Canadian dollar dips ahead of jobs data, bond rise
By John McCrank
TORONTO, March 6 (Reuters) - The Canadian dollar slipped against the U.S. dollar on Thursday, but the market avoided big moves ahead of Friday's employment reports in Canada and the United States.
Canadian bond prices rallied as investors sought the safety of government debt as fallout from the U.S. subprime mortgage debacle weighed on stock markets.
The Canadian dollar closed at US$1.0132, valuing a U.S. dollar at 98.70 Canadian cents, down from US$1.0143, valuing a U.S. dollar at 98.59 Canadian cents, at Wednesday's close.
With Canada's key economic data release of the week coming on Friday, investors had their sights set elsewhere, making for a lackluster day for the Canadian dollar.
The focus of the foreign exchange market was largely aimed at the euro, which hit a record high against the greenback as comments by the European Central Bank downplaying chances of an interest rate cut allowed the currency to gain some steam.
Friday's employment report could put the spotlight back on Canada, said Camilla Sutton, currency strategist at Scotia Capital.
"People are very much focused on it as an indicator of what's going on in the fundamentals in Canada and should it come in particularly weak, it could well drive the Canadian dollar back to around parity."
On the flip side, if the report were to come in stronger than the market is expecting and the numbers in the United States, which also releases a jobs report, are weak, the Canadian dollar could get a big boost, Sutton said.
Analysts forecast the Canadian economy added 8,000 jobs in February, according to a Reuters poll.
Data released Thursday showed that the value of Canadian building permits slipped for the third straight month in January, briefly knocking the Canadian dollar to a session low of US$1.0116, valuing a U.S. dollar at 98.85 Canadian cents.
But the currency found some traction shortly after the release when another another piece of data painted a rosier picture of the economy.
The Ivey Purchasing Managers Index showed that purchasing activity in the Canada increased in February and at a faster pace than the previous month.
The currency was mostly flat for the majority of the rest of the session, tilting slightly lower toward the close.
Bond prices rose as investors sought more secure assets as equities markets sold off on credit market concerns.
Rumors that Swiss bank UBS UBSN.VX was trying to offload $24 billion of risky mortgages prompted a wave of jitters throughout financial markets.
Very little of the movement in the bond market was driven by financial data, said Mark Chandler, fixed income strategist at RBC Capital Markets.
The two-year bond climbed 19 Canadian cents to C$102.87 putting its yield at 2.537 percent.
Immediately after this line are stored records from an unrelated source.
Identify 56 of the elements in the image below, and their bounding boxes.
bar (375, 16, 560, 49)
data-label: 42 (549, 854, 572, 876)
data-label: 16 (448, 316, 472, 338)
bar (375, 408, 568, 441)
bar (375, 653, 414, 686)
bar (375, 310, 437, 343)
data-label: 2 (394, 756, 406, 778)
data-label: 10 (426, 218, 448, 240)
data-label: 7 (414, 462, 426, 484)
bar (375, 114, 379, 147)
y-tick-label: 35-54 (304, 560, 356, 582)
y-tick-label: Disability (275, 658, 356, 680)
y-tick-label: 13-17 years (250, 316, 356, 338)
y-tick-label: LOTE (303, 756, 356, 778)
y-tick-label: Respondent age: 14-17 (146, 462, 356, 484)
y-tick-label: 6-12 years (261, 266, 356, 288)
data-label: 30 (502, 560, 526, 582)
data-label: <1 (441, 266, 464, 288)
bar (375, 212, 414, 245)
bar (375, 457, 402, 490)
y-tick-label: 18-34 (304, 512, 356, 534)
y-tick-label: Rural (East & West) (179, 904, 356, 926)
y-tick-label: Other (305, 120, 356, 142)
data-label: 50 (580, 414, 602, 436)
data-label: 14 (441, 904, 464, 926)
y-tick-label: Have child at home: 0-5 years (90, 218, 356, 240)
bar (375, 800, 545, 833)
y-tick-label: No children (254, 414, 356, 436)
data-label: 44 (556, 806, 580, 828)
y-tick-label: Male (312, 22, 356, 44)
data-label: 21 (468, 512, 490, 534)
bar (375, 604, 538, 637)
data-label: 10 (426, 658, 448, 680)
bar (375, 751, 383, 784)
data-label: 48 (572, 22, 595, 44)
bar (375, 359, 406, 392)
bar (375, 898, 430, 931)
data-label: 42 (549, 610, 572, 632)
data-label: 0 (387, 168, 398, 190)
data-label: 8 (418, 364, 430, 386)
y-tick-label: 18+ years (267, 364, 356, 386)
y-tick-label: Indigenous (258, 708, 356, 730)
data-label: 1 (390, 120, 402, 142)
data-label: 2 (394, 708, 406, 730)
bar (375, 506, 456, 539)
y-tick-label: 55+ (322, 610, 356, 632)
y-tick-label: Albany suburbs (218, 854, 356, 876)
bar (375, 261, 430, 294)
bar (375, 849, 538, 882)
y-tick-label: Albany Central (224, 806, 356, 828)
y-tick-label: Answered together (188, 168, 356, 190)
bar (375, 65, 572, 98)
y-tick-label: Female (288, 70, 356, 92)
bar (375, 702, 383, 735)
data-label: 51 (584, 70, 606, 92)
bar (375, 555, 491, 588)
The 10-year bond rose 58 Canadian cents to C$103.37 to yield 3.567 percent.
The yield spread between the two- and 10-year bond was 103.0 basis points, up from 99.7 points at the previous close.
The 30-year bond increased 85 Canadian cents to C$115.50 to yield 4.086 percent. In the United States, the 30-year Treasury yielded 4.568 percent.
The three-month when-issued T-bill yielded 2.59 percent, down from 2.81 percent at the previous close.